La mayoría de los adolescentes necesitan ayuda de sus
padres para afrontar los cambios de la adolescencia. Son los progenitores
quienes llevan a cabo el proceso de socialización de sus hijos, con el objetivo
de que estos adquieran un conjunto de habilidades, hábitos de conducta y
valores que les permitan desarrollar sus potencialidades como individuos en coherencia
con su entorno social. Tradicionalmente se han tenido en cuenta dos dimensiones
principales en la socialización familiar que dan origen a diferentes prácticas
educativas: el afecto y el control.
El afecto implica la disponibilidad, capacidad de percibir
y responder con coherencia a las demandas del hijo, de crear un clima
emocionalmente estable y mantener formas de interacción armónicas. Los
adolescentes donde impera este clima afectivo tienden a mostrar un mejor ajuste
y desarrollo psicosocial, niveles más altos de autoestima, confianza en sí
mismos, bienestar psicológico, mayor competencia conductual y académica.
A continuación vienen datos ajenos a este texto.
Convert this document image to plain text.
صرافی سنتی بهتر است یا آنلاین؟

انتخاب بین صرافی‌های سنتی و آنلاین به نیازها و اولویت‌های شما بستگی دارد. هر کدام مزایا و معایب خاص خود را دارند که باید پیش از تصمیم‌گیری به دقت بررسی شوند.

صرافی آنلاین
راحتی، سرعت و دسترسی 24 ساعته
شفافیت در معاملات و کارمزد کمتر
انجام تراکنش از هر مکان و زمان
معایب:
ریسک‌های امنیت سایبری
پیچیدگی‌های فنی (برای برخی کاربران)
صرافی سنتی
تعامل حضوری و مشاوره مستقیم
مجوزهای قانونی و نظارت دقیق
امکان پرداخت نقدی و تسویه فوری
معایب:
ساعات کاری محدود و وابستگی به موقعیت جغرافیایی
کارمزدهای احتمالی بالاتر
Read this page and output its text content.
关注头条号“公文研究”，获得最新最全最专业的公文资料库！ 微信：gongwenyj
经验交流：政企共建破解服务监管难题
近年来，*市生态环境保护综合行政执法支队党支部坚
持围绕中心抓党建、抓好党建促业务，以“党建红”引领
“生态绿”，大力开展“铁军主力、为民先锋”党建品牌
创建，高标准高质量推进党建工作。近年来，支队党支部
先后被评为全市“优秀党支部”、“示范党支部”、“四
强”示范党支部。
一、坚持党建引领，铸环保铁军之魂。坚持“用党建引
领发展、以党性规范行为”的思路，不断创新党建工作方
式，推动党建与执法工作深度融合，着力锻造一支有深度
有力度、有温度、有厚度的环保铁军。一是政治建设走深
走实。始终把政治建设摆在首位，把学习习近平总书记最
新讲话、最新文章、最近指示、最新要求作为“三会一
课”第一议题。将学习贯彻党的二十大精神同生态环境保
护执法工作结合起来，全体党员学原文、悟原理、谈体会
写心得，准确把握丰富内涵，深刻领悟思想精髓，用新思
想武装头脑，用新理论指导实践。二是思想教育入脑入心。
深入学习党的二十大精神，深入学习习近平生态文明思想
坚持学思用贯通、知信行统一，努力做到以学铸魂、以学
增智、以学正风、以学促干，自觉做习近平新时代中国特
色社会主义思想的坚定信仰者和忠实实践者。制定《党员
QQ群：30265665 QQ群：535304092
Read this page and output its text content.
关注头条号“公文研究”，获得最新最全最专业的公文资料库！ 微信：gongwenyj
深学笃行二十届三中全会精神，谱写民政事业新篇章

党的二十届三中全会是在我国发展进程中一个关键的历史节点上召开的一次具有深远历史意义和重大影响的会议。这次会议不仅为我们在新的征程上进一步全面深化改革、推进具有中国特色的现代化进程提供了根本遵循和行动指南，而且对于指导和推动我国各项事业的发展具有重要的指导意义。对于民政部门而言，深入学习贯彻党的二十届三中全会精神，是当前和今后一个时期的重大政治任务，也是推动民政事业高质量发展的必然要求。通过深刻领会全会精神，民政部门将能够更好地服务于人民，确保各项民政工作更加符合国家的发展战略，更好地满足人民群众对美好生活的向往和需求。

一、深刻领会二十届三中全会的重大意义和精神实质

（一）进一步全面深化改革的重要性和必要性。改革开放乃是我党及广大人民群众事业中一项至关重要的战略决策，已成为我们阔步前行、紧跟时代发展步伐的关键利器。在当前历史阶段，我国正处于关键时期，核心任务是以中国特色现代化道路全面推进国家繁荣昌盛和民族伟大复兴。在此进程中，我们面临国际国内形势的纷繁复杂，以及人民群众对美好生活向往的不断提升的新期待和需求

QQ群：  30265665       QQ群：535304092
En
cuanto a la incidencia de la segunda práctica, existe menos acuerdo, pues
encierra mayor complejidad conceptual (no todos los investigadores han evaluado
lo mismo, aunque sí lo han denominado de forma similar). La exploración y la
autonomía, que se incrementan en la adolescencia, exigen cierto control
parental que se materializa en el conocimiento sobre las actividades diarias
del hijo y de las relaciones con los compañeros. El control de los padres
proporciona una guía al hijo adolescente. Sin embargo cuando el control es
excesivamente coercitivo o restrictivo pueden aparecer problemas. Ambas
prácticas educativas no son excluyentes, sino que por el contrario se combinan.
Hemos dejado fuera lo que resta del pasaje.